E qual era o meu problema com conhecer as pessoas? Sou tão facilmente distraída pela presença masculina que até tenho vergonha de admitir. Mas ao menos já sei os nomes deles, agora falta associar às caras. Vou conhecendo-os um a um, convenci-me, fingindo que o Miguel não tinha causado boa impressão. Ele era descontraído e exatamente o tipo de rapaz que eu precisava.
- Aqui tens. - Voltou o Miguel com um copo de plástico cheio de líquido amarelo. - Cidra. Normalmente as pessoas que não gostam muito de cerveja, não se importam com a cidra. Experimenta.
- Quanto foi, deixa-me pagar.
- Não te preocupes, ofereço eu. Se quiseres, pagas a próxima rodada.
Experimentei o líquido que me foi oferecido e saboreei com alguma desconfiança. Já tinha experimentado cidra, pois é bem popular nos pubs inglesas, mas esta era mais leve.
- Sabe a maçã. - Constatei eu. - Não sabe a álcool. Acho que me apresentaste uma nova bebida favorita.
Ele sorriu e bebeu da sua cerveja. Eu vi a sua maçã de Adão a mexer-se e por alguma razão isso deixou-me um pouco excitada. Eu definitivamente perdi a cabeça por causa de mínima atenção masculina. Eu não era feminista de modo nenhum, mas isto não estava certo. Estava a perder o controlo da situação e tinha que recuperar.
- Então o que me contas da tua vida? - Perguntou-me ele.
- Vivi 7 anos na Inglaterra, a minha mãe ainda vive lá. O meu pai vive cá e tem uma empresa de advogados, então eu estou a estudar para trabalhar com ele.
- E é o que tu queres fazer? - Perguntou ele calmamente mas curioso.
- Sinceramente, não sei. Nunca pensei propriamente naquilo que eu queria fazer. Sabia há muito tempo que ia ser advogada.
Ele acenou com a cabeça em forma de compreensão.
- Os meus pais queriam que eu fosse para engenharia. - Explicou ele. - Só que eu sou mau com os números. Acho que sou bom com as palavras além de ter facilidade de decorar coisas. Já é meio curso feito.
- Como é que disseste aos pais que querias mudar de curso? - Perguntei curiosa.
- Ainda foi no 10º ano. Eu tinha ido para ciências e estava a sair muito mal. Só recebia negativa atrás de negativa, mesmo com os explicadores. Mas era extremamente bom a filosofia e a português. Um ano inteiro de sofrimento e acabei por pedir aos meus pais para mudar para as letras. Assim que isso aconteceu, eu comecei a ter resultados muito melhores. Se não gostas de algo tens que o dizer, se não as pessoas não sabem.
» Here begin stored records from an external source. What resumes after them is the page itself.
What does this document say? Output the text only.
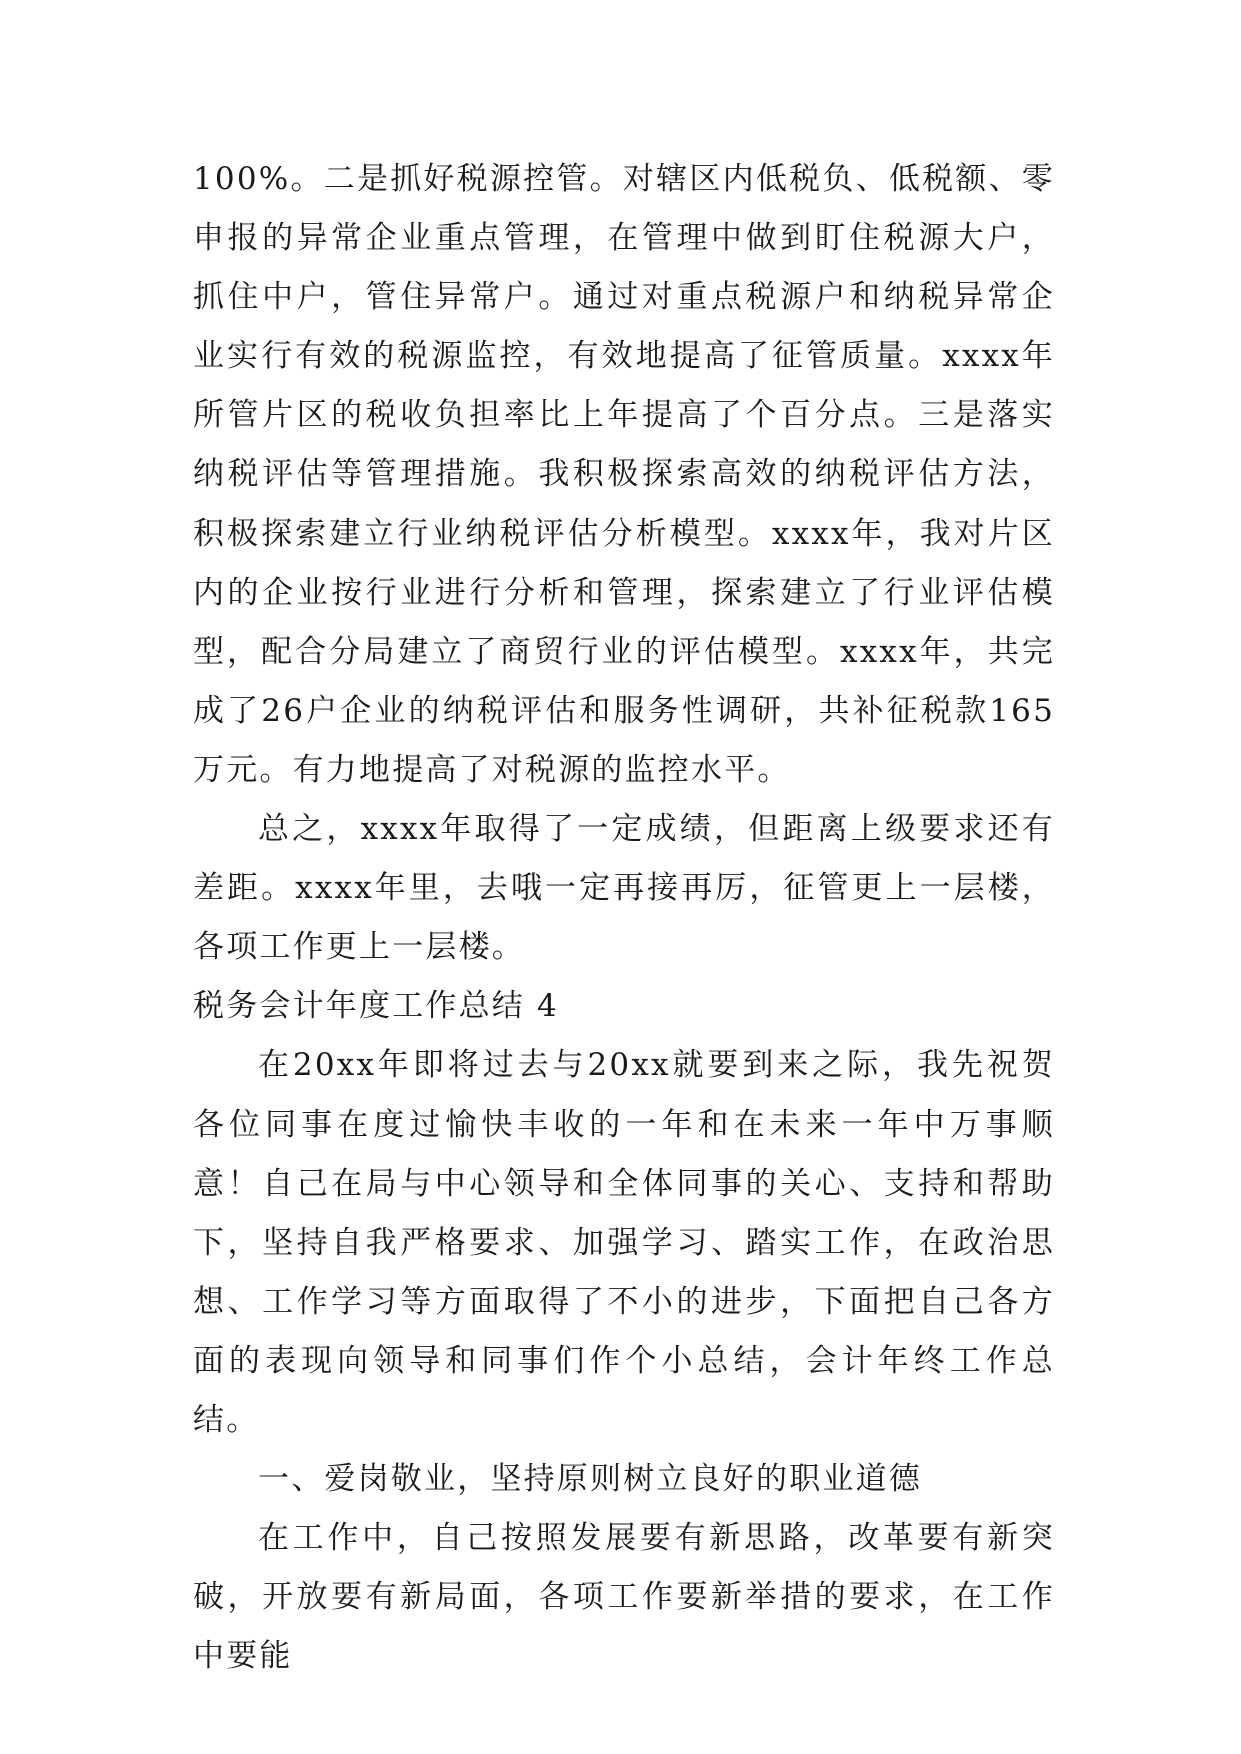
100%。二是抓好税源控管。对辖区内低税负、低税额、零申报的异常企业重点管理，在管理中做到盯住税源大户，抓住中户，管住异常户。通过对重点税源户和纳税异常企业实行有效的税源监控，有效地提高了征管质量。xxxx年所管片区的税收负担率比上年提高了个百分点。三是落实纳税评估等管理措施。我积极探索高效的纳税评估方法，积极探索建立行业纳税评估分析模型。xxxx年，我对片区内的企业按行业进行分析和管理，探索建立了行业评估模型，配合分局建立了商贸行业的评估模型。xxxx年，共完成了26户企业的纳税评估和服务性调研，共补征税款165万元。有力地提高了对税源的监控水平。

总之，xxxx年取得了一定成绩，但距离上级要求还有差距。xxxx年里，去哦一定再接再厉，征管更上一层楼，各项工作更上一层楼。

税务会计年度工作总结 4

在20xx年即将过去与20xx就要到来之际，我先祝贺各位同事在度过愉快丰收的一年和在未来一年中万事顺意！自己在局与中心领导和全体同事的关心、支持和帮助下，坚持自我严格要求、加强学习、踏实工作，在政治思想、工作学习等方面取得了不小的进步，下面把自己各方面的表现向领导和同事们作个小总结，会计年终工作总结。

一、爱岗敬业，坚持原则树立良好的职业道德

在工作中，自己按照发展要有新思路，改革要有新突破，开放要有新局面，各项工作要新举措的要求，在工作中要能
- Palavras muito sábias para um rapaz tão novo. - Brinquei eu, mas pensando seriamente naquilo que ele tinha acabado de dizer.
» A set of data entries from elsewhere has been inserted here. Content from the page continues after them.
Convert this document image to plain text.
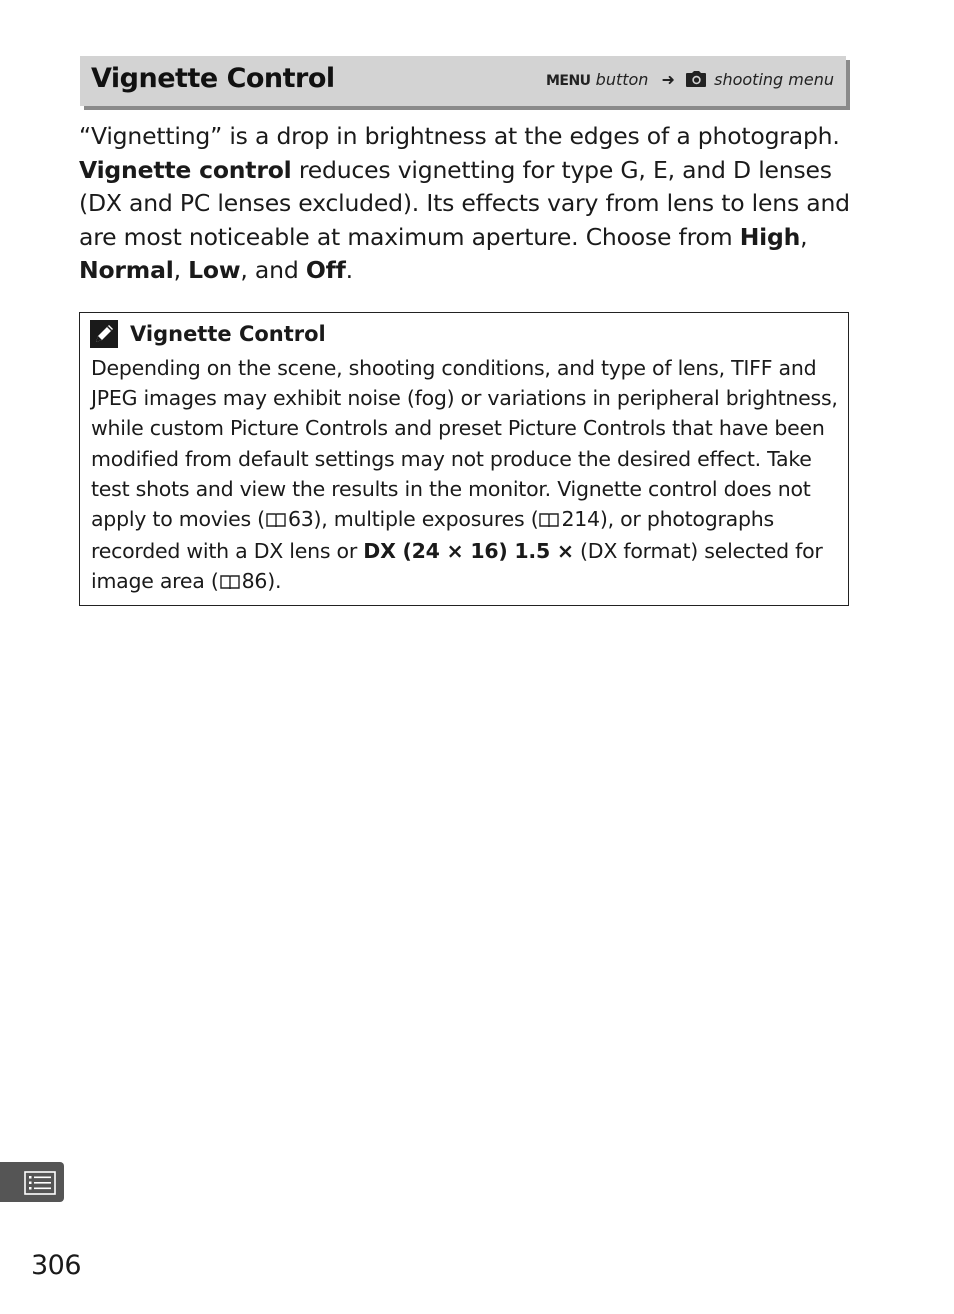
Vignette Control	MENU button ➜ shooting menu

“Vignetting” is a drop in brightness at the edges of a photograph.
Vignette control reduces vignetting for type G, E, and D lenses (DX and PC lenses excluded). Its effects vary from lens to lens and are most noticeable at maximum aperture. Choose from High, Normal, Low, and Off.

Vignette Control

Depending on the scene, shooting conditions, and type of lens, TIFF and JPEG images may exhibit noise (fog) or variations in peripheral brightness, while custom Picture Controls and preset Picture Controls that have been modified from default settings may not produce the desired effect. Take test shots and view the results in the monitor. Vignette control does not apply to movies ( 63), multiple exposures ( 214), or photographs recorded with a DX lens or DX (24 × 16) 1.5 × (DX format) selected for image area ( 86).

306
- Deverias dizer ao teu pai que não queres estudar direito. Ainda vais a tempo. - Sugeriu ele e eu sabia que ele tinha razão, mas não sabia como o fazer.
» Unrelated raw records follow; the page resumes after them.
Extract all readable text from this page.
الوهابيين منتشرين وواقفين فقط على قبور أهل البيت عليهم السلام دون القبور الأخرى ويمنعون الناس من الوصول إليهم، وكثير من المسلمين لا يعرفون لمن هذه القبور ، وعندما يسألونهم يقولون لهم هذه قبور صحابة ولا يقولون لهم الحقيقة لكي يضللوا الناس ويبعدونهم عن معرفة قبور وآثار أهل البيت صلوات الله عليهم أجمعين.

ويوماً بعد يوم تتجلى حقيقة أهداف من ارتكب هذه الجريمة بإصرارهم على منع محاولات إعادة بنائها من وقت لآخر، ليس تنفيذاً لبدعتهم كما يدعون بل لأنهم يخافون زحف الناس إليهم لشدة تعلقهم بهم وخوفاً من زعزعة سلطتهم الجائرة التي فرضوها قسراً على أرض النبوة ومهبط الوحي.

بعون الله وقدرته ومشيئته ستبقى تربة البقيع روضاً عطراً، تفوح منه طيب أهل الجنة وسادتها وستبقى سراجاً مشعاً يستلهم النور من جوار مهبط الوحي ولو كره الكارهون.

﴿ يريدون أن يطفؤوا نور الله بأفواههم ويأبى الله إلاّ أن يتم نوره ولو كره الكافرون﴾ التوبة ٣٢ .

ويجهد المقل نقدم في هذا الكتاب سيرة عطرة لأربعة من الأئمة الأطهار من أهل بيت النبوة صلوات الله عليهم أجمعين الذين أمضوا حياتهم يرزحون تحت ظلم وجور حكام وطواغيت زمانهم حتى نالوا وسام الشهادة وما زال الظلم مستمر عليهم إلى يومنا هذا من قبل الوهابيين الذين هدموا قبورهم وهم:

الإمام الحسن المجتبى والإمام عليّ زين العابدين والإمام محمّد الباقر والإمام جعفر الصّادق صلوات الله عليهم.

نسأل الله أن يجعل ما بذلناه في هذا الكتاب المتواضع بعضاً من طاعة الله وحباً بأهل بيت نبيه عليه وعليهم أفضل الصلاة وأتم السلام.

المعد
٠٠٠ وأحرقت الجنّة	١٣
- Uau, isto de repente ficou muito sério. - Tentei mudar de assunto. - Queres algo para comer? Beber álcool sem comer é um perigo.
- Eles vendem uma pizza lá dentro, queres dividir? - Sugeriu ele.
- Só se me deixares pagar desta vez. - Disse eu.
- Com certeza! - Respondeu ele sorrindo.
Eu não queria discutir a minha vida, o passado ou o futuro. O passado estava vivamente marcado pelo Chris e o futuro pela pressão que vinha do meu pai desde que eu era criança. Não foi por isso que vim a este encontro, ou teatro. Tudo isso servia para ser alguém diferente, mas o Miguel conseguia puxar a conversa de mim que eu há muito tinha esquecido de discutir com alguém e não gostava disso, mas estava a gostar demasiado da companhia dele. Miguel era suposto ser alguém casual e simples, não a pessoa que extrai em três segundos os meus segredos mais profundos.